Estonia shows us the potential of using blockchain technologies to create efficient administrative practices.

Digital technologies, such as blockchain technology, suppose a great advantage in both national and global governance. While, as with everything, there are risks involved with their use—money washing and terrorism financing, for example—under careful regulation and implementation their potential largely outweighs the drawbacks. One of the most important advancements these technologies provide are speedier and more convenient administrative and financial processes. Often, simple administrative tasks take a disproportionately large amount of time and effort—mostly negatively impacting the citizens, who have to spend interminable hours dealing with complicated bureaucratic issue to solve even the simplest of problems. Often creating more issues in the process.

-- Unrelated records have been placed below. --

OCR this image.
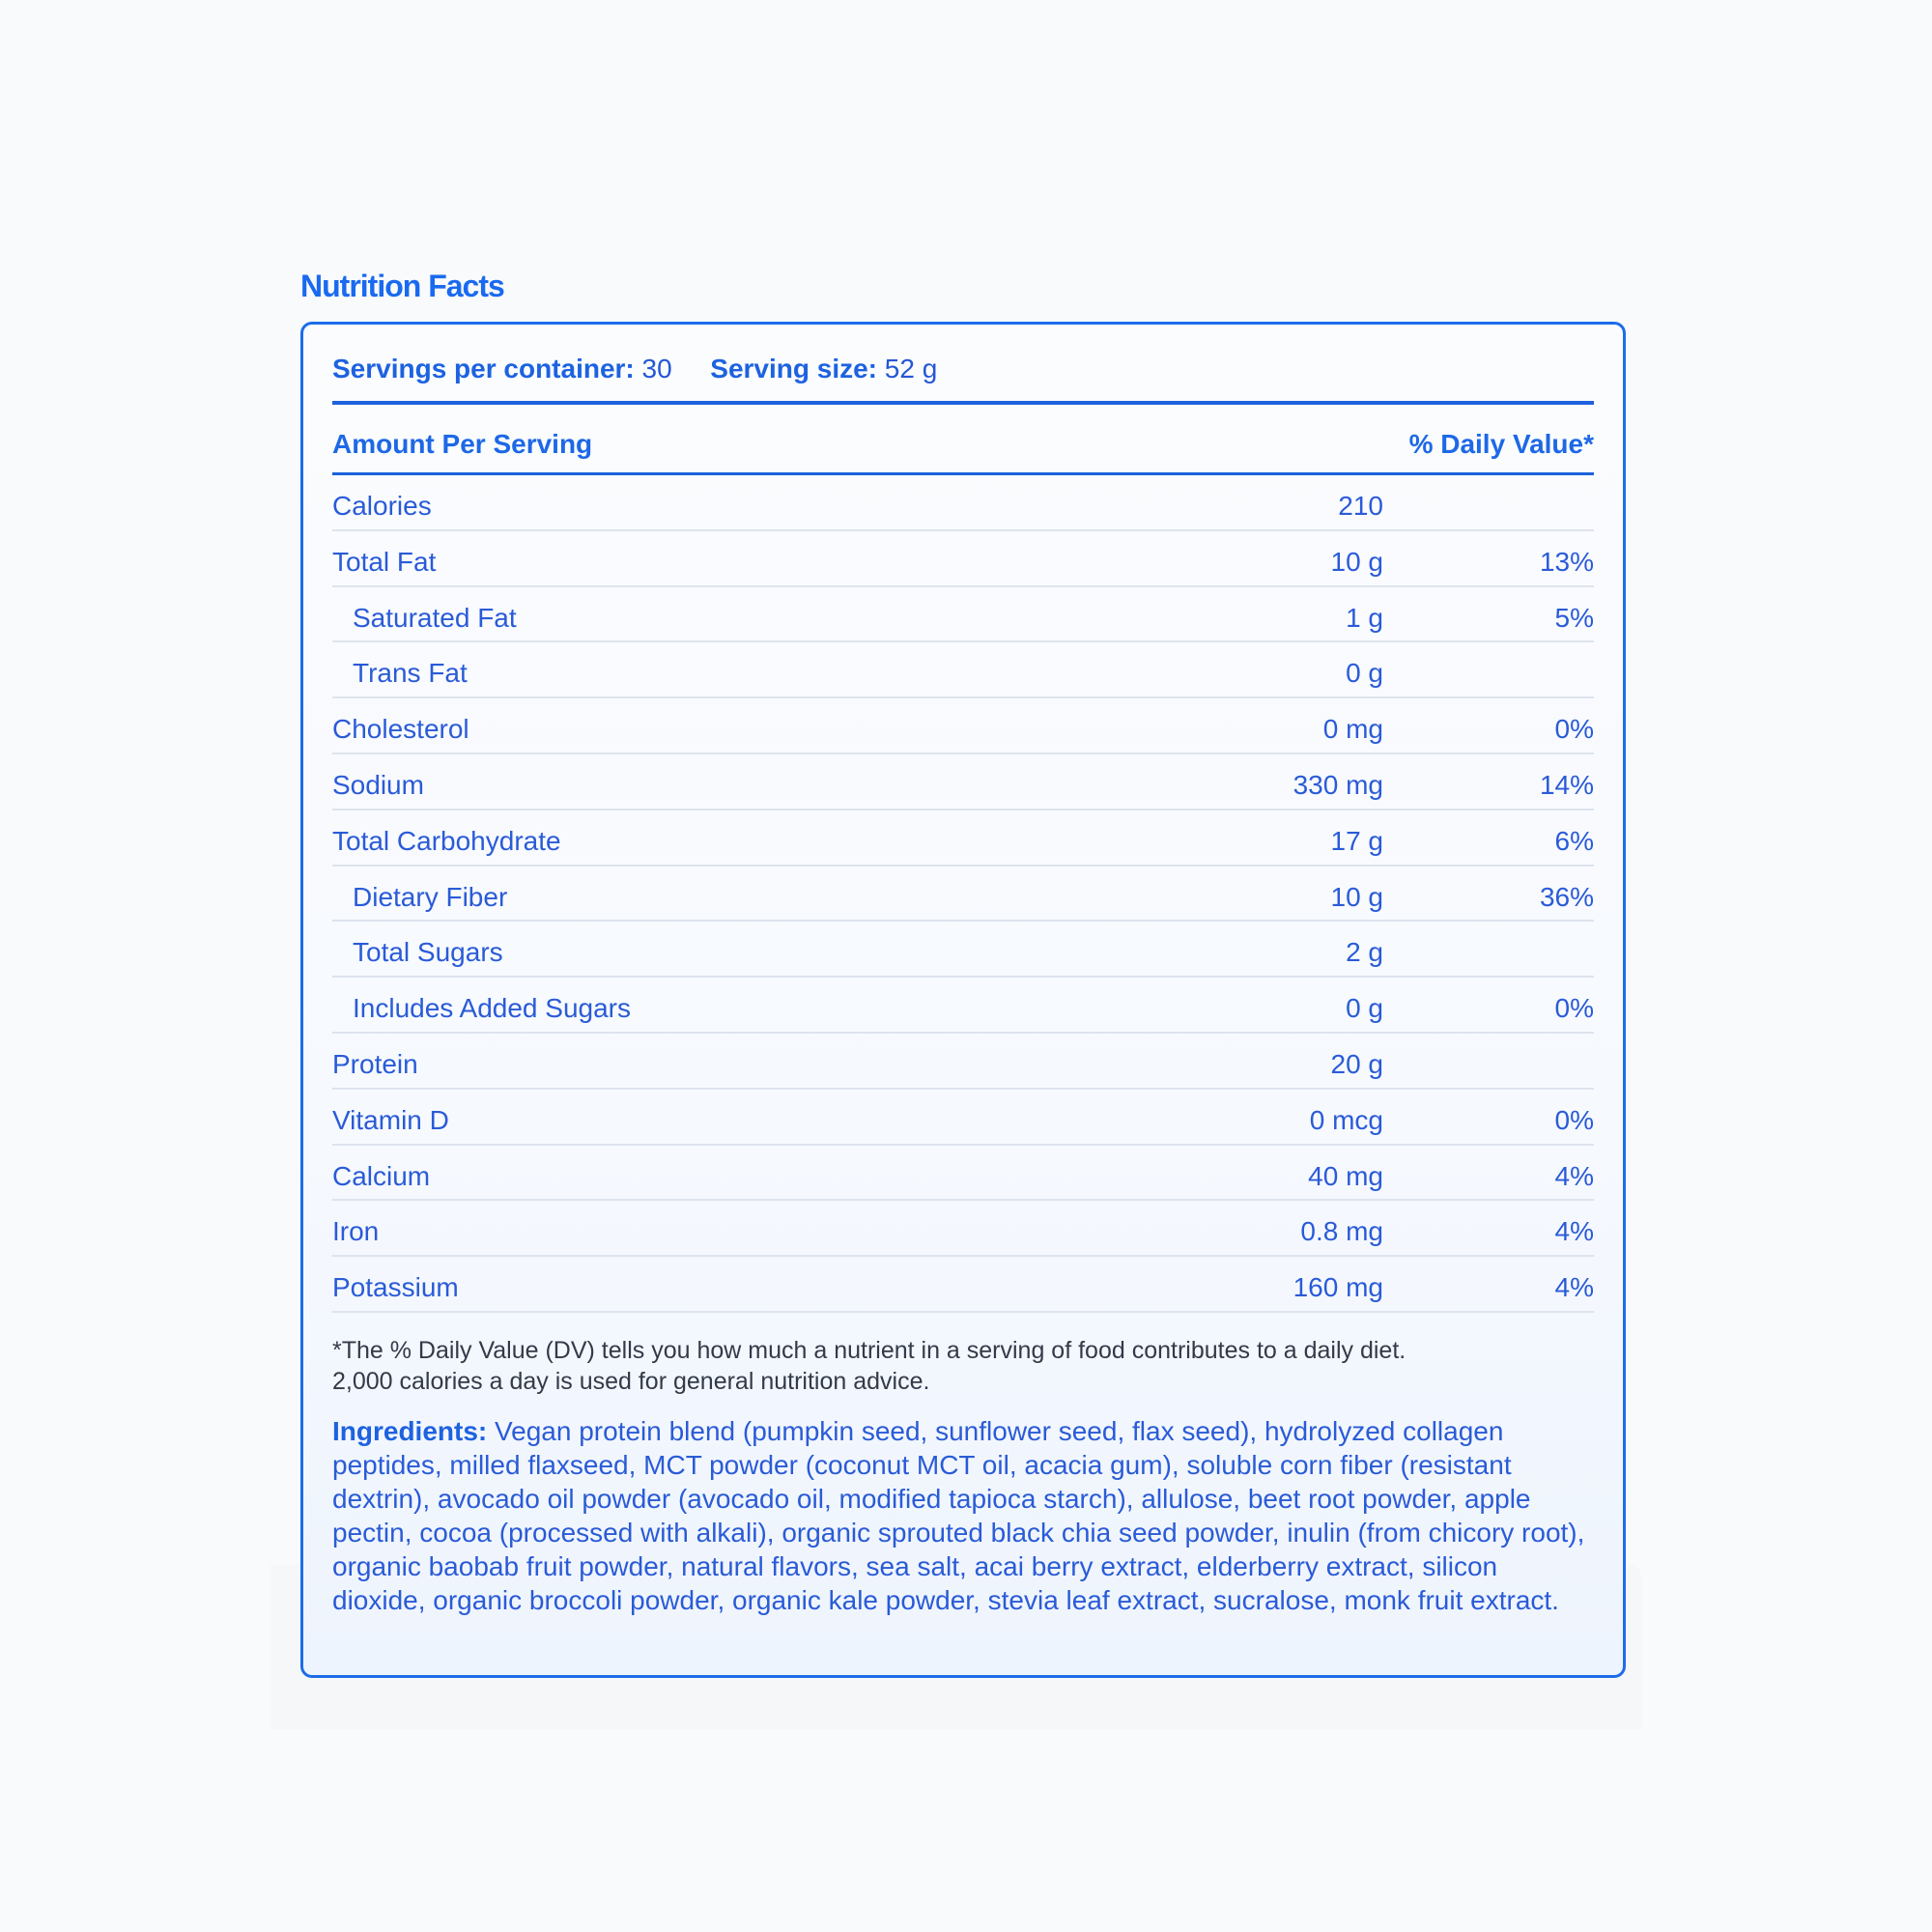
Nutrition Facts
Servings per container: 30 Serving size: 52 g
Amount Per Serving	% Daily Value*
Calories	210
Total Fat	10 g	13%
Saturated Fat	1 g	5%
Trans Fat	0 g
Cholesterol	0 mg	0%
Sodium	330 mg	14%
Total Carbohydrate	17 g	6%
Dietary Fiber	10 g	36%
Total Sugars	2 g
Includes Added Sugars	0 g	0%
Protein	20 g
Vitamin D	0 mcg	0%
Calcium	40 mg	4%
Iron	0.8 mg	4%
Potassium	160 mg	4%
*The % Daily Value (DV) tells you how much a nutrient in a serving of food contributes to a daily diet.
2,000 calories a day is used for general nutrition advice.
Ingredients: Vegan protein blend (pumpkin seed, sunflower seed, flax seed), hydrolyzed collagen peptides, milled flaxseed, MCT powder (coconut MCT oil, acacia gum), soluble corn fiber (resistant dextrin), avocado oil powder (avocado oil, modified tapioca starch), allulose, beet root powder, apple pectin, cocoa (processed with alkali), organic sprouted black chia seed powder, inulin (from chicory root), organic baobab fruit powder, natural flavors, sea salt, acai berry extract, elderberry extract, silicon dioxide, organic broccoli powder, organic kale powder, stevia leaf extract, sucralose, monk fruit extract.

Blockchain technology could dramatically fasten and lighten these processes; in turn, this could reduce animosity towards the public administrations and enhance trust. Blockchain technologies could also be advantageous for entrepreneurs and emerging businesses. Starting a business is often considered to be a tedious, difficult and expensive process. However, as the Estonia example shows—as examined by as authors Farah and Prityi in their article ‘Public Administration in the Age of Globalization and Emerging Technologies: From Theories to Practice’—there could be a new innovative model of digital identity and e-Residency. These systems facilitate the entrance in the market of key business in sustainable development and circular economies. Moreover, the digitalization and storage transactions capabilities of blockchain technology could help fight tax evasion and submerged economy. The amount of time needed to start a company in the e-Residency platform is minimum, as well as the costs. Moreover, Estonia places first in the EU Digital Economy & Society index, the WEF Entrepreneurship and OECD Tax Competitiveness, as well as being the country with most startups per capita in the EU. While all of this represents only the bright side of the system, and we must not forget that there are drawbacks, such as digital breeches, there is strong evidence to promote similar projects in other nations, maybe even an EU digital identity platform.